TJ Ryan Foundation Research Associate, Graeme Orr, writes in Inside Story (10.4.17) about how the High Court keeps ‘fertilising the thicket’ of rules disqualifying federal Senate candidates. The author argues that simplification of the eligibility rules is long overdue.
‘Whom should electors be permitted to elect? And do our electoral laws discriminate against newer and smaller parties? When two minor party senators from the class of mid 2016 – Bob Day and Rod Culleton – were recently ruled by the High Court to be ineligible to be elected, those should have been the central questions. Instead, attention focused on the legal minutiae of the cases, and on their consequences for the parties.
‘Answering the “who” question, as I will argue, is simple. Electors should be able to elect any one of their own whom they choose.
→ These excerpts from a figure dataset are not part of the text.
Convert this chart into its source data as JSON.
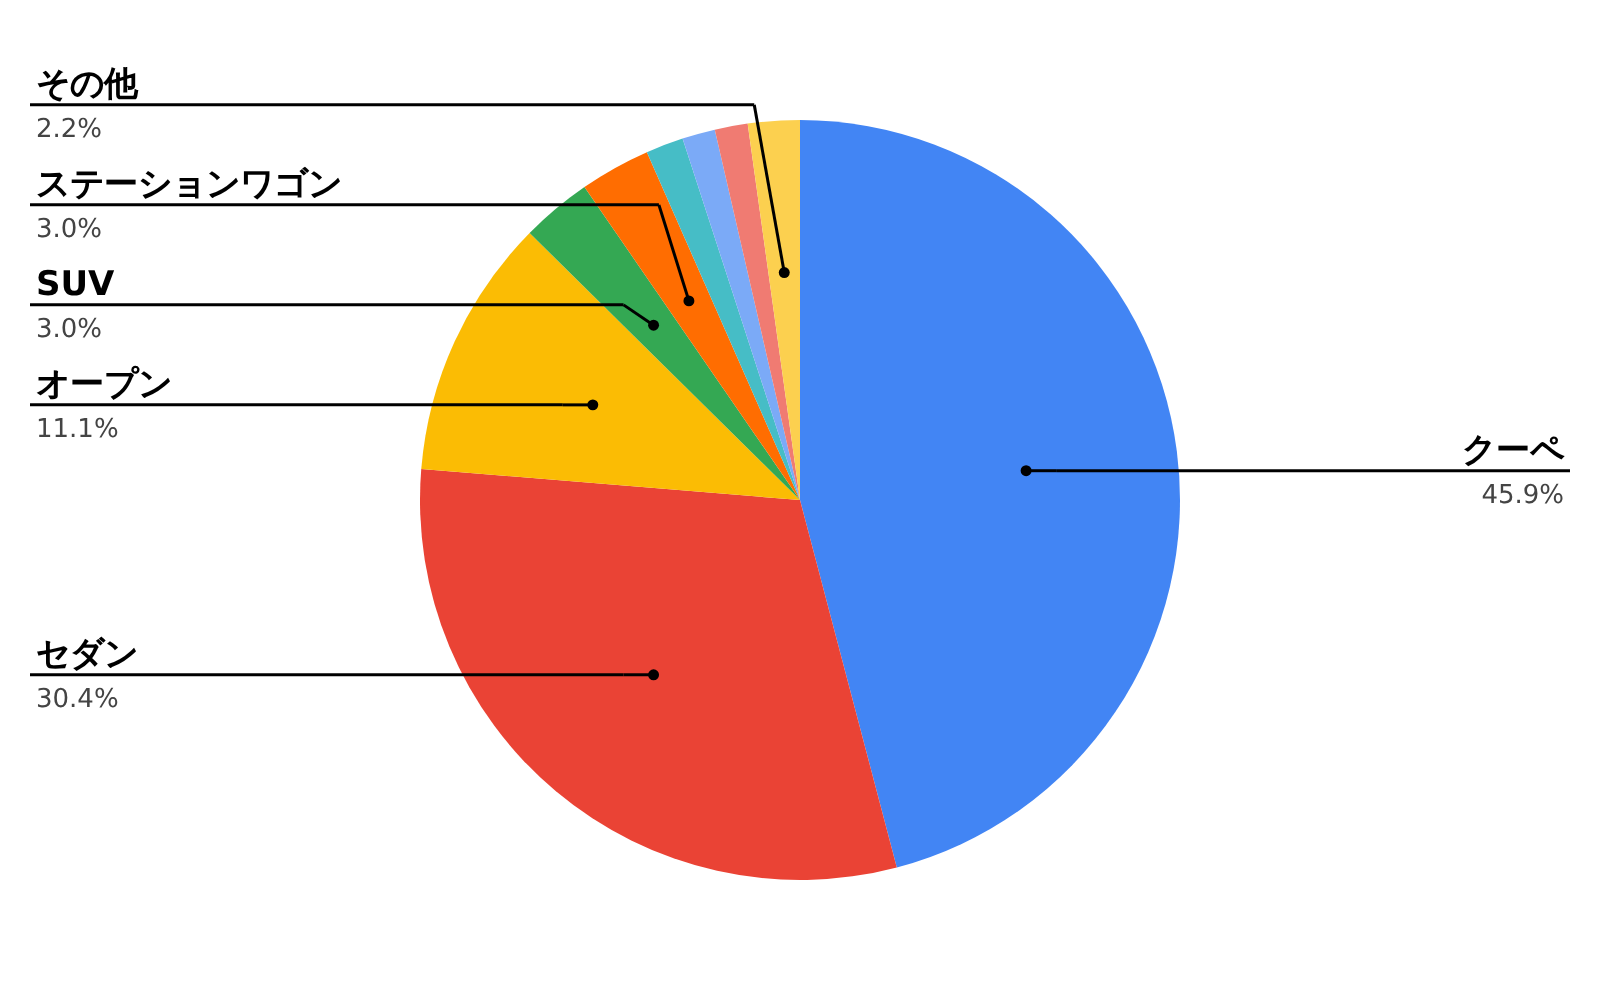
{
  "chart_data": {
    "type": "pie",
    "categories": [
      "クーペ",
      "セダン",
      "オープン",
      "SUV",
      "ステーションワゴン",
      null,
      null,
      null,
      "その他"
    ],
    "values": [
      45.9,
      30.4,
      11.1,
      3.0,
      3.0,
      1.6,
      1.4,
      1.4,
      2.2
    ],
    "value_labels": [
      "45.9%",
      "30.4%",
      "11.1%",
      "3.0%",
      "3.0%",
      null,
      null,
      null,
      "2.2%"
    ],
    "colors": [
      "#4285f4",
      "#ea4335",
      "#fbbc04",
      "#34a853",
      "#ff6d01",
      "#46bdc6",
      "#7baaf7",
      "#f07b72",
      "#fcd04f"
    ]
  }
}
‘… For all their virtues, parliaments are highly partisan bodies. Is it any wonder that minor-party MPs are more likely to be referred to the court than major-party figures? Worse, parliaments reserve for themselves the right to waive concerns over qualifications – even those involving an issue arising during the term of an MP, such as when the family of the Coalition’s Warren Entsch supplied cement to the public service.
‘Strangely, these parliament-to-court referrals can occur whenever it suits the parliament. So a senator might serve faithfully for five years before the Senate decides (perhaps because of a change in numbers) to refer, to the court, a question about his or her qualification at a long-forgotten election.
‘Beyond such procedural peculiarities, our rules about candidate qualifications have deeper problems. They are archaic, and the High Court’s interpretation of them is often arcane.’